DES NOUVELLES D'AILLEURS
L'expérience de l'hôpital psychiatrique de Chéraga, sur les hauteurs d'Alger m'a interpellée. Il a vu affluer depuis quelques années nombre de victimes de catastrophes diverses. Alger a connu, outre les années noires du terrorisme, un violent déluge emportant arbres, maisons, hommes, femmes, enfants sur son passage et deux ans après, un fort séisme faisant des milliers de morts. Effroi, consternation, solitude des survivants.
L'équipe de l'hôpital s'est alors interrogée sur quelle thérapie proposer aux patients qui affluent. Elle s'est posée la question du socle de la société algérienne, socle sur lequel la thérapie va s'appuyer. C'est la famille. En Algérie, l'individu existe par et pour sa famille du sens strict et au sens le plus large de cette entité.
La décision a été prise de former toute l'équipe de soignants : psychiatres, psychologues, infirmiers, etc... à la thérapie familiale systémique avec l'assistance d'une équipe de spécialistes belges. Ils devaient les aider à concevoir la formation la plus adaptée au contexte algérien, au contexte de catastrophe et aux soignants locaux. Belges et algériens ont conçu "en marchant" la formation d'une durée de trois ans. Des formateurs algériens se sont spécialisés dans cette approche et l'ont dispensée, non sans difficulté, à nombre d'autres soignants d'hôpitaux psychiatriques de tout le pays. Aujourd'hui est née l'Ecole d'Alger de Thérapie Familiale. Le diplôme dispensé est reconnu par le ministère de la santé.
Plusieurs points de cette expérience peuvent être soulignés :
- Le contexte d'urgence a donné lieu à une réflexion de fond et à une approche de terrain transmissible et pérenne (chaque hôpital du pays a un ou plusieurs thérapeute familial).

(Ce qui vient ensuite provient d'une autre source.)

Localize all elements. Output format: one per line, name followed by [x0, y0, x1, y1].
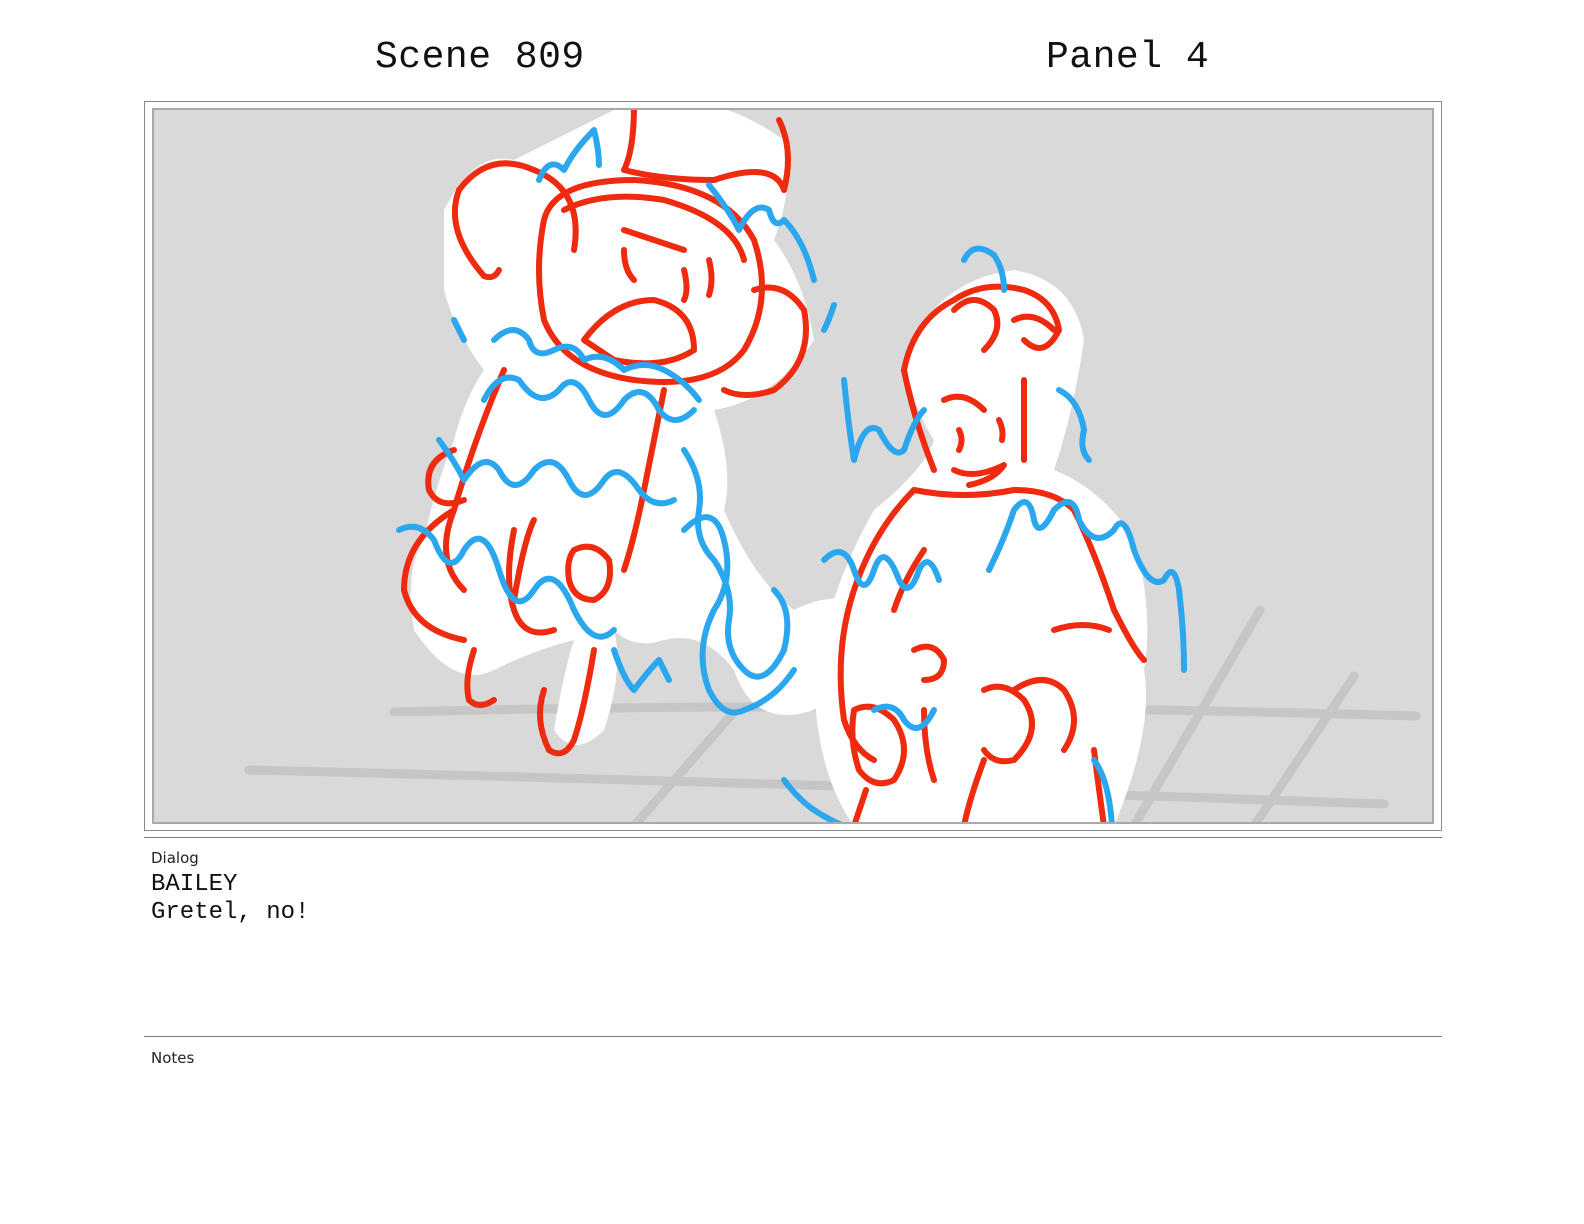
panel-number: Panel 4 [1046, 36, 1210, 79]
sketch-illustration [244, 110, 1421, 822]
dialog-label: Dialog [151, 849, 199, 867]
notes-label: Notes [151, 1049, 195, 1067]
dialog-speaker: BAILEY [151, 871, 238, 898]
dialog-text: Gretel, no! [151, 899, 310, 926]
character-silhouettes [410, 110, 1148, 822]
notes-divider [144, 1036, 1442, 1037]
dialog-divider [144, 837, 1442, 838]
scene-number: Scene 809 [375, 36, 585, 79]
storyboard-drawing [152, 108, 1434, 824]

- Le thérapeute familial est intégré à l'équipe de soignants (parfois non sans mal). Il apporte des compétences nouvelles et une ouverture à la psychothérapie.
- Le travail avec la famille est aussi un travail sur un des socles de la société. A l'échelle de l'hôpital, il offre un espace de parole, de soutien et d'évolution de la relation non seulement entre individus de la même famille mais également entre soignants.
- La détermination et l'engagement d'une équipe de soignants, dirigée par un des trois seuls psychiatres algériens à l'indépendance de l'Algérie a semé des graines dans tout un pays.
- L'accompagnement d'une équipe belge qui a su allier humilité, disponibilité et co-travail rappelle celui de l'art-thérapeute.
- La légitimité du thérapeute familial dans l'équipe est acquise par la reconnaissance institutionnelle. Elle ouvre des portes d'autres formes de psychothérapie dans un contexte où seuls les médicaments et la médecine traditionnelle opèrent.
Les mêmes évènements en Algérie, comme ailleurs dans le monde, ont vu se créer des approches de psychothérapie et d'art-thérapie notamment avec les enfants. Actuellement des hospitaliers et associations de ce pays s'interrogent sur quelle art-thérapie introduire, avec quels art-thérapeutes. La démarche de l'équipe de Chéraga est instructive. Elle trouvera pour la mener des personnes déterminées, engagées et inspirées.